Case study: Redundancy payment and short-time working
Mary has worked for the same employer for the past 15 years. Two years ago she was put on a three-day week on the understanding that this was temporary and that full-time work would be resumed. She has now been told however that she is to be made redundant. Over the years she has never received a pay increase. How will her redundancy payment be calculated?
Mary would be entitled to two weeks' pay for each year of service plus one
extra week's pay.
The present ceiling on earnings is €600 per week.
The payment would normally be calculated on her earnings at the time she is let go. She had been working full-time for 13 years however before being put on reduced working hours. That is, a three-day week. If she was made redundant within one year of being put on reduced hours, her redundancy payment would be based on her earnings for a full week.
In this case she is being made redundant having been on a three-day week for more than a year. How her payment will be calculated depends on whether she accepted being on reduced hours or not.
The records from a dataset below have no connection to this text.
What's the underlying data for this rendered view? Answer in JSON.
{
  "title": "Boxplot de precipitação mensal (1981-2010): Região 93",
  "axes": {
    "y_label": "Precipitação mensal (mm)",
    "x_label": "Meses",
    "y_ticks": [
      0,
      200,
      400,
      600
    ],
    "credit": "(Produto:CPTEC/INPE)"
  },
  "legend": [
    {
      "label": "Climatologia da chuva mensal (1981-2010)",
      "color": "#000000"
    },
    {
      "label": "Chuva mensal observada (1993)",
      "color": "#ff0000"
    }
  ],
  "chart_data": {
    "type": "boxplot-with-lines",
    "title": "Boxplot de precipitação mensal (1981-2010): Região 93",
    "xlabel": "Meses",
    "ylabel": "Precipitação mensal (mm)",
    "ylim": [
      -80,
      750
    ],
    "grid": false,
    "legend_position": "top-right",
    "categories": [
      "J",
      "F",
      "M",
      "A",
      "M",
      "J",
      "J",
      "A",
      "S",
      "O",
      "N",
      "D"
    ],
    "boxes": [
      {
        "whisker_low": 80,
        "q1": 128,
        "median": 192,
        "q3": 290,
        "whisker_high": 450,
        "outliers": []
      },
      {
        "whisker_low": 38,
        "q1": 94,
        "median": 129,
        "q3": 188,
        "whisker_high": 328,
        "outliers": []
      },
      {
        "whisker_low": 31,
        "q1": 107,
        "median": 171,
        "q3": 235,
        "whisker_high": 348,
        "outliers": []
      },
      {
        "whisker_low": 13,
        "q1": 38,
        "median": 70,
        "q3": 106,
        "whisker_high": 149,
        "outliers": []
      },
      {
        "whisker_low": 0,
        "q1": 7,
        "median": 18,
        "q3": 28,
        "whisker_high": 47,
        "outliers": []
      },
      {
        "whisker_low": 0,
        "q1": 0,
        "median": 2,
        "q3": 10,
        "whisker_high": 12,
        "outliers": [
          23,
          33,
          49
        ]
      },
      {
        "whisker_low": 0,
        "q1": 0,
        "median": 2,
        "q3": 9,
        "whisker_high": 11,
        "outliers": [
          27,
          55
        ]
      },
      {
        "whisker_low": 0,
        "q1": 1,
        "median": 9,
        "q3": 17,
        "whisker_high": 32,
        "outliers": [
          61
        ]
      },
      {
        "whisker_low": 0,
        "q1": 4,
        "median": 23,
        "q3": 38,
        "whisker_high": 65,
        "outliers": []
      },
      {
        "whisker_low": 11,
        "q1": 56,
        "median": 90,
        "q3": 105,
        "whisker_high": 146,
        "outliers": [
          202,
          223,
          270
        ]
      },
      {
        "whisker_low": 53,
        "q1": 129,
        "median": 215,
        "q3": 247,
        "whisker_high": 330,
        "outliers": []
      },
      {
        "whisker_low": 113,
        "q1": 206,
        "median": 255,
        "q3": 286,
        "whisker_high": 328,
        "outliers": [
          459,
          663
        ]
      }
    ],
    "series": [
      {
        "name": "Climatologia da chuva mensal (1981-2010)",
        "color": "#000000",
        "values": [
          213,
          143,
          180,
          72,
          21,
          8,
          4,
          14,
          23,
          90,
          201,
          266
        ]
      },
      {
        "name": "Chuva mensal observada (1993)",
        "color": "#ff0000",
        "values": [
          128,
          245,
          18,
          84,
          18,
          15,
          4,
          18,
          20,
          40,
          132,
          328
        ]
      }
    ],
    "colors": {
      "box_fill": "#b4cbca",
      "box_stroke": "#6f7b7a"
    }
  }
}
If she fully accepted the reduced working hours as her normal week and never asked to return to full-time work, then her redundancy payment will be based on her gross pay for the reduced working hours.
If, on the other hand, she never accepted the reduced working hours as her normal hours and continually asked to be put back on full-time working, then it is clear she did not accept her reduced working hours as normal. In this situation, her redundancy payment should be calculated based on her full-time rate of pay.
If she had asked to be placed on reduced working hours for her own reasons and the employer agreed, then the redundancy entitlement would based on the reduced hours.